Unusual objects (probably highly contaminated) are likely to be found in SFPs. Work areas should be surveyed periodically using the waterproof dosimeters. Some flexibility with special procedures and extended reach tools should be planned into the work. Simple tools like cheap cameras and Vice-Grips can be effectively employed.
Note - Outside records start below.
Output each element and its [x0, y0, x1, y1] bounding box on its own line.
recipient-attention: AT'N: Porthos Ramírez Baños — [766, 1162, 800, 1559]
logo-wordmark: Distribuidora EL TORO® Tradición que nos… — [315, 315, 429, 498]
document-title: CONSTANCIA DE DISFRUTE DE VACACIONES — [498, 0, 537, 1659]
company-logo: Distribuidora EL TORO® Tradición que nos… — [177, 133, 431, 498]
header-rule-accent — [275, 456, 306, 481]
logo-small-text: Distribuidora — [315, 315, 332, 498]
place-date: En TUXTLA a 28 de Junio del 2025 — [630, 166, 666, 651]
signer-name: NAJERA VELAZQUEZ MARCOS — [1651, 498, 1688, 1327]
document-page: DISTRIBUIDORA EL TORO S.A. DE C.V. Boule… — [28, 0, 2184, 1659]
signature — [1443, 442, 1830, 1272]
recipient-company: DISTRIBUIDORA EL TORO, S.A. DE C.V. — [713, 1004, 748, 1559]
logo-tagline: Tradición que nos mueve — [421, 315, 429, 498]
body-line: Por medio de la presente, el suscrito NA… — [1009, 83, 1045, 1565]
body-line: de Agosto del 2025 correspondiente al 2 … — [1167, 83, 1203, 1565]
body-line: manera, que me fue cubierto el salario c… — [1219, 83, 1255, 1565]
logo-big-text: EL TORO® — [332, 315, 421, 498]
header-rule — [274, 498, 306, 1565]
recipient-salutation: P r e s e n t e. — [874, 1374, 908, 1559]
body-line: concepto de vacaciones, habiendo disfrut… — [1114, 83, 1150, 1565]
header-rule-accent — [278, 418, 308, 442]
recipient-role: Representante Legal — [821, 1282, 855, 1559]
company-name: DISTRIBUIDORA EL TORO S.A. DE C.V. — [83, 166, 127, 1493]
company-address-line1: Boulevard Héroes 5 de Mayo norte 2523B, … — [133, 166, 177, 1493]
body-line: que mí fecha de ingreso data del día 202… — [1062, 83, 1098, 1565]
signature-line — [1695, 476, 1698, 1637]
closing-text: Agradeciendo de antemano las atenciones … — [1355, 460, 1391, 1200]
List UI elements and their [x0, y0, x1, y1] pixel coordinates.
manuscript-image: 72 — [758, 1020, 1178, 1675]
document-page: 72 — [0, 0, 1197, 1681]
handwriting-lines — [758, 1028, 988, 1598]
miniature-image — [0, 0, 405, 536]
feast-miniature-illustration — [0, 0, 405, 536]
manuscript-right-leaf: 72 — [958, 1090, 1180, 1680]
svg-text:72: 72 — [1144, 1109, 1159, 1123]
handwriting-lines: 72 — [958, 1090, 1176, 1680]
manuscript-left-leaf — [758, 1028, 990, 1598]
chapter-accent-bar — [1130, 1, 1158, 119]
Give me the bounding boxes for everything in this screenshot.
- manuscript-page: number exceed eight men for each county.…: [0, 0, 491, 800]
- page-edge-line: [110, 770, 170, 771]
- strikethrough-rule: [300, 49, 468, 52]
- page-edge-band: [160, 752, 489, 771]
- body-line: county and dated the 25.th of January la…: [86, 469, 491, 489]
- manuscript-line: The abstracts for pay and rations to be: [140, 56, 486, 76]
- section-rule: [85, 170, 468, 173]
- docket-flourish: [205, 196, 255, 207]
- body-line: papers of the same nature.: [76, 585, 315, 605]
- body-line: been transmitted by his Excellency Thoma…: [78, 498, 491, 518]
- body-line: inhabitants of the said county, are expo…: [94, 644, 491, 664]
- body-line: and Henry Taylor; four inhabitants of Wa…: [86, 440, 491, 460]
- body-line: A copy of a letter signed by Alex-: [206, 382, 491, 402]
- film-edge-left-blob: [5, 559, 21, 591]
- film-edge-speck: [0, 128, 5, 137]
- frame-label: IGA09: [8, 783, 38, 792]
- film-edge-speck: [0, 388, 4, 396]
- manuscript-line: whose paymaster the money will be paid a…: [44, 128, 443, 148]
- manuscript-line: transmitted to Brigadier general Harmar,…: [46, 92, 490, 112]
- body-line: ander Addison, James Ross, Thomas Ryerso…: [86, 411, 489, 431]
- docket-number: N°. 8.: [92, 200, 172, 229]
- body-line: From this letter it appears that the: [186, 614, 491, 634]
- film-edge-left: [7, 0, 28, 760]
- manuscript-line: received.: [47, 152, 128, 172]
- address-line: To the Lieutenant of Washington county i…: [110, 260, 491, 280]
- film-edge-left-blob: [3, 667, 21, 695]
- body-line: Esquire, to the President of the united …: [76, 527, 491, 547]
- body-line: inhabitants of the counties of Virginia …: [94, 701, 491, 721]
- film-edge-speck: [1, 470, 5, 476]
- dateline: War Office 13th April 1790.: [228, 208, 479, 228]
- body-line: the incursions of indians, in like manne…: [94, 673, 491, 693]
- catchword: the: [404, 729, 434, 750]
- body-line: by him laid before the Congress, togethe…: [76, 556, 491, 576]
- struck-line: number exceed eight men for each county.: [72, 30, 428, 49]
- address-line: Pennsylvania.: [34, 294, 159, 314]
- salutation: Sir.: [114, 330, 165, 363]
Loose and blistered paint will significantly slow the project and consume much more of the paint resources. On the INL work the delays were significant and as much as 50% more paint was required due to blistered paint.
The RCTs and support personnel should remain consistent over the project. Choose the best people to monitor, clean and check equipment and leave them in place as a dedicated team.
Epoxy coatings can have tricky application requirements. Ensure that the manufacturer has optimized viscosity for roller application and that temperature requirements are met. Use a two hose application system if possible.
REFERENCES 1. U.S.N.R.C. website, “Dresden Unit 1”, September 2005.
2. Whitmill, L., Phillips, A., “Deactivation of INEEL Fuel Pools”, INEEL/INT-03-00936,
3. Tripp, J., “Underwater Coatings Testing for INEEL Fuel Basin Application for
Contamination Control”, INEEL/EXT-04-01672, February 2004.
4. Campbell, J., “Integrated Basin Closure Subproject Lessons Learned”, September 2004.